In particular, garlic isn’t just responsible for giving flavour to your dishes - it's amazing at feeding your beneficial bacteria too (it's a prebiotic). So, make sure you include plenty of it in your daily diet. Plus, vampire protection? Bonus.


4. Collagen-Boosting Foods
Collagen helps maintain the gut lining, keeping things tight and not leaky. Sip on bone broth or eat foods that boost collagen production like citrus fruits, broccoli, eggs, and nuts.

(Source: Healthline)


💤🧘🏽♀️ Gut Health Isn’t Just About Food

You could be drinking all the kefir in the world, but if you’re constantly stressed, not sleeping, and living mostly on espresso martinis… your gut’s still going to suffer.

Here’s what else matters:

  • Sleep like it’s your job (at least 7–9 hours a night. Your gut repairs itself while you doze.)

  • Stress less - Chronic stress messes with gut motility and balance. Get into walks, meditation, journaling, breathwork, dance-offs in the kitchen… whatever works for you.

  • Move your body - Regular movement = better digestion, less bloating, and more diverse gut bugs.

  • Ditch the chemical storm - Highly processed foods, artificial sweeteners, and pesticides = enemies of the gut.


🛒 Our Top Gut-Lovin’ Goodies Right Now

Ready to eat your way to better gut health? Here are some of our fave Spray-Free picks:

🍲 Bone Broth from Undivided Food Co

We’ve got chicken, beef and veggie broth - take your pick! Bone broth helps soothe inflammation, repair the gut lining, support your immune system, and even give your skin a glow-up. Sip it straight, cook with it, or add it to soups, stews and sauces. 

💧 Water Kefir from Giddy Citizen

This isn’t your ordinary fizzy drink… it’s made with organic kefir grains and packed with gut-friendly bacteria and yeasts. It can help reduce bloating, improve digestion and rebalance your microbiome. It also tastes amazing.

🥬 Sauerkraut & Kimchi from Gutsy Ferments

Did you know that many supermarket versions of kraut and kimchi are heat-treated, making them completely lifeless - which kinda defeats the purpose, dontcha think? Gutsy’s kraut and kimchi are the real deal: organic, raw, locally made and alive. 

🥣 Mungalli & Barambah Dairy Yoghurt

Packed with protein, calcium, amino acids and probiotics, yoghurt is a gut-health powerhouse. Just make sure it’s the no-added-junk kind, with live cultures and no sneaky sugars. Mungalli and Barambah are two farmers we trust wholeheartedly with our dairy products as their milk is certified organic and unhomogenised.

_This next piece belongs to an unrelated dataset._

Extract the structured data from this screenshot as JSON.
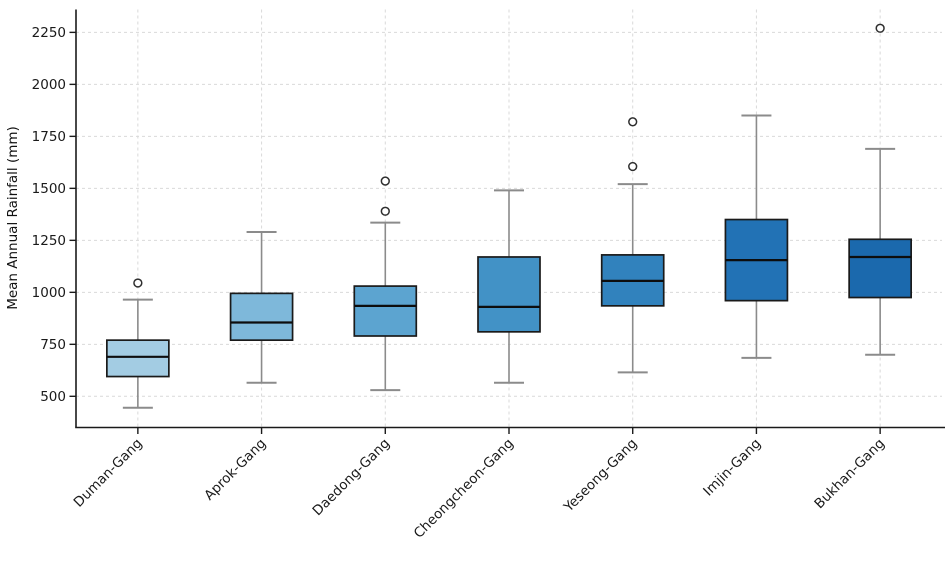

🥕 Organic + Spray-Free Fruit & Veg

Your gut loves variety, and a rainbow of fresh produce is one of the best ways to keep your microbiome thriving. Plus, when you skip the synthetic sprays, you’re not feeding your microbes with stuff you can’t pronounce.

It is recommended that you eat around 30 different plant foods a week to boost your gut health, as it’s one of the best ways to increase the diversity of your microbiome. If you need a little help getting there, try our 7-Day Gut Health Challenge to mix things up and feed your good bugs the variety they love. 


So… What’s Your Gut Telling You?

Your gut is way more than just a digestive machine. It’s a mood balancer, an immune booster, a hormone helper, and a key player in your overall wellbeing. So treat it with a little more love - through real food, less stress, more sleep, and funky ferments.

Feeling inspired? Go stock up on some of our gut-boosting goodies and get those happy bacteria multiplying. 🦠💃

Because when your gut’s happy, everything feels a little lighter.